Pour les entreprises qui gèrent régulièrement des chantiers de 3 mois ou plus, le détachement de travailleurs roumains qualifiés représente une alternative légale permettant de réduire les coûts de 20 à 30 % par rapport à l’intérim classique, grâce à des charges sociales de 27 %, contre 51,7 % en CDI en France. Cette économie devient significative à partir de 3 mois de mission, avec une efficacité optimale entre 3 et 24 mois, une fenêtre qui correspond précisément aux durées moyennes des chantiers de construction et de rénovation.
Foire aux questions
Quelle est la durée maximale d’un contrat d’intérim dans le BTP ?
La durée maximale varie selon le motif de recours. Pour remplacer un salarié absent ou faire face à un accroissement temporaire d’activité, le plafond est de 18 mois. Les travaux urgents nécessaires à la sécurité sont limités à 9 mois, tandis qu’une mission réalisée à l’étranger peut durer jusqu’à 24 mois. Au-delà, le contrat peut être requalifié en CDI par les tribunaux, exposant l’entreprise utilisatrice à des sanctions significatives.
Quelles formalités sont obligatoires pour embaucher un intérimaire sur un chantier BTP ?
Trois formalités sont incontournables pour embaucher un intérimaire : la déclaration préalable à l’embauche (DPAE) auprès de l’URSSAF, effectuée par l’agence avant l’arrivée du salarié ; la visite médicale d’aptitude, également organisée par l’agence ; et la remise de la carte d’identification professionnelle sécurisée, fournie par l’entreprise de travail temporaire. Le contrat de mise à disposition doit être conclu au plus tard deux jours ouvrables après le début de la mission. À défaut, l’entreprise s’expose à des risques juridiques.
Peut-on recruter des travailleurs roumains sans autorisation de travail spécifique ?
Oui. Les ressortissants roumains sont citoyens de l’Union européenne et n’ont donc pas besoin de permis de travail pour exercer un emploi en France. Leur titre de séjour travailleur temporaire vaut autorisation de travail de plein droit. En revanche, le détachement impose des formalités administratives strictes : formulaire A1 pour la couverture sociale, déclaration SIPSI et DPAE URSSAF. Notre agence prend en charge l’ensemble de ces démarches, sans intervention de votre part.
Quels métiers du BTP sont couverts par l’intérim ?

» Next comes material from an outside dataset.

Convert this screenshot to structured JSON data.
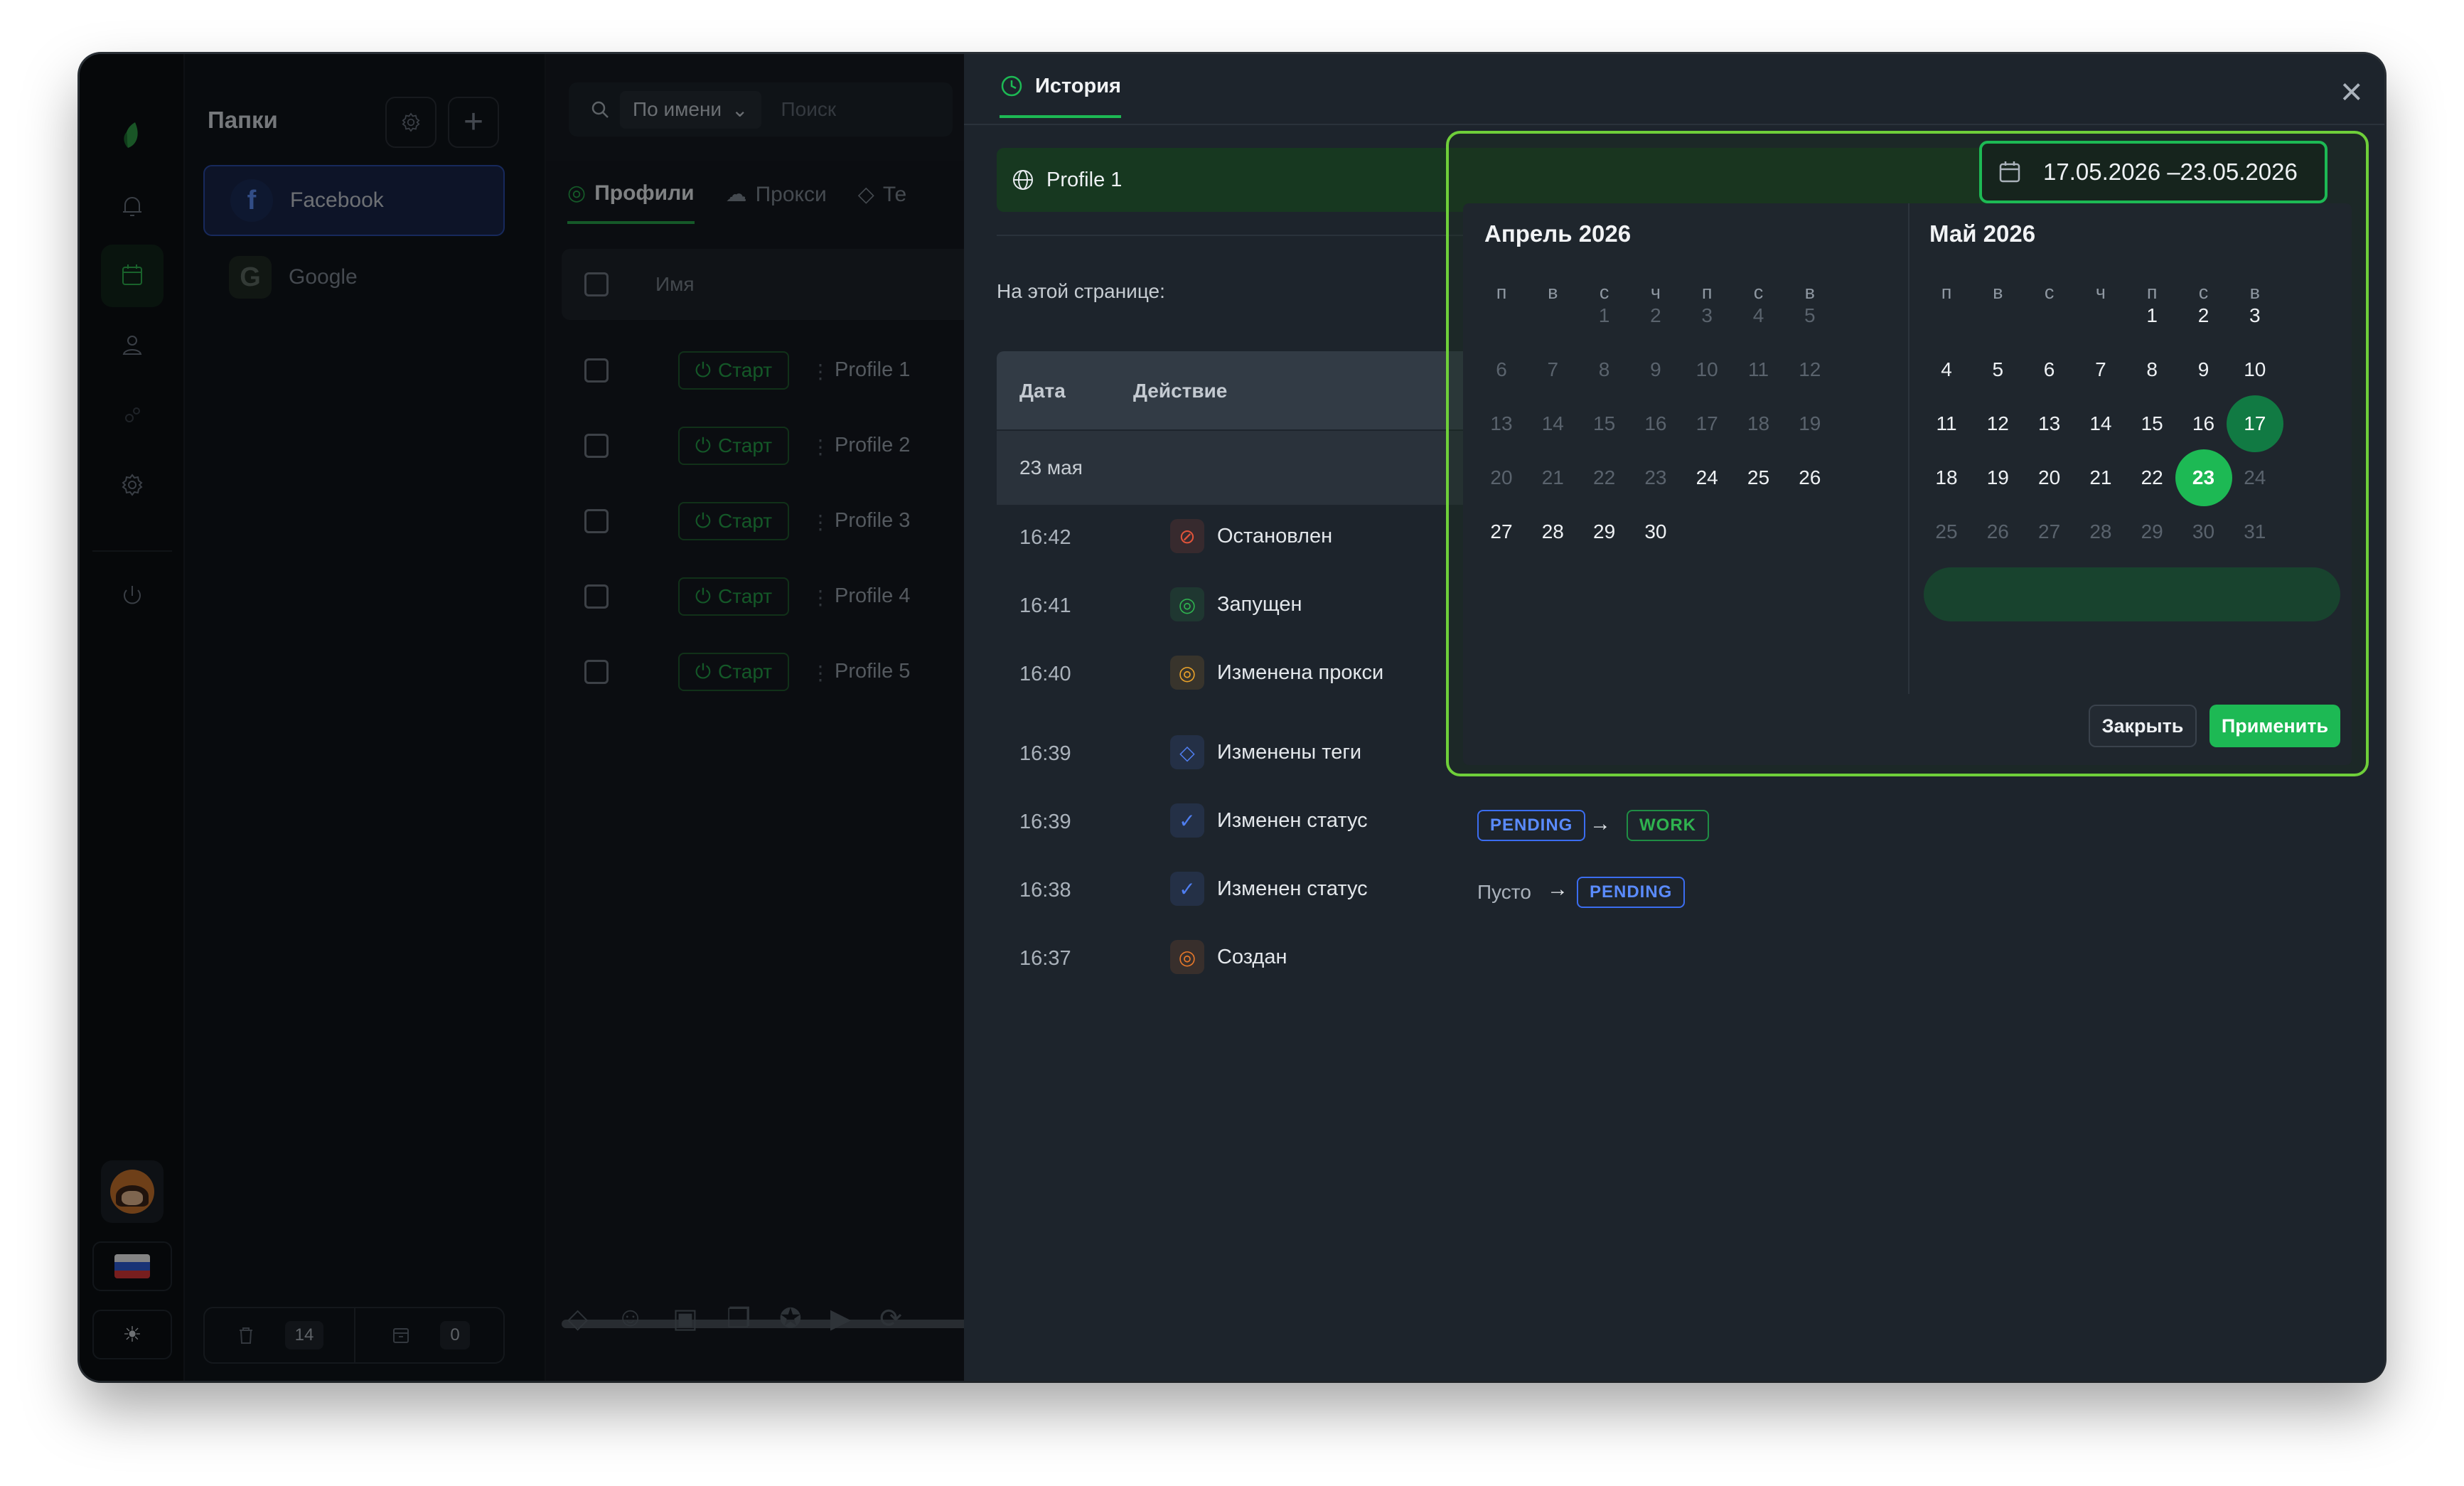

L’intérim couvre l’ensemble des métiers du bâtiment. En gros œuvre, nous proposons notamment des maçons, coffreurs, manœuvres, soudeurs et monteurs d’échafaudages. Le second œuvre comprend les électriciens, plombiers-chauffagistes, plaquistes, peintres, carreleurs et menuisiers. Les conducteurs d’engins, grutiers et conducteurs de nacelles peuvent également intervenir, à condition de détenir les certifications CACES obligatoires. Les travailleurs roumains que nous détachons possèdent ces compétences : notre sélection privilégie des profils expérimentés et francophones.
Comment comparer le coût de l’intérim classique et du détachement de travailleurs roumains ?
Le tarif horaire de la main-d’œuvre BTP en intérim classique varie de 35 à 100 € HT selon le métier et la zone. Le détachement de travailleurs roumains réduit ce coût de 20 à 30 %, grâce à des charges sociales de 27 % contre 51,7 % en CDI en France, ainsi qu’à l’absence de coefficient multiplicateur propre à l’intérim. Cette solution devient rentable à partir de 3 mois de mission. Pour un maçon, le coût moyen atteint 50 €/h HT en intérim classique ; le détachement peut donc l’abaisser sensiblement sur la durée.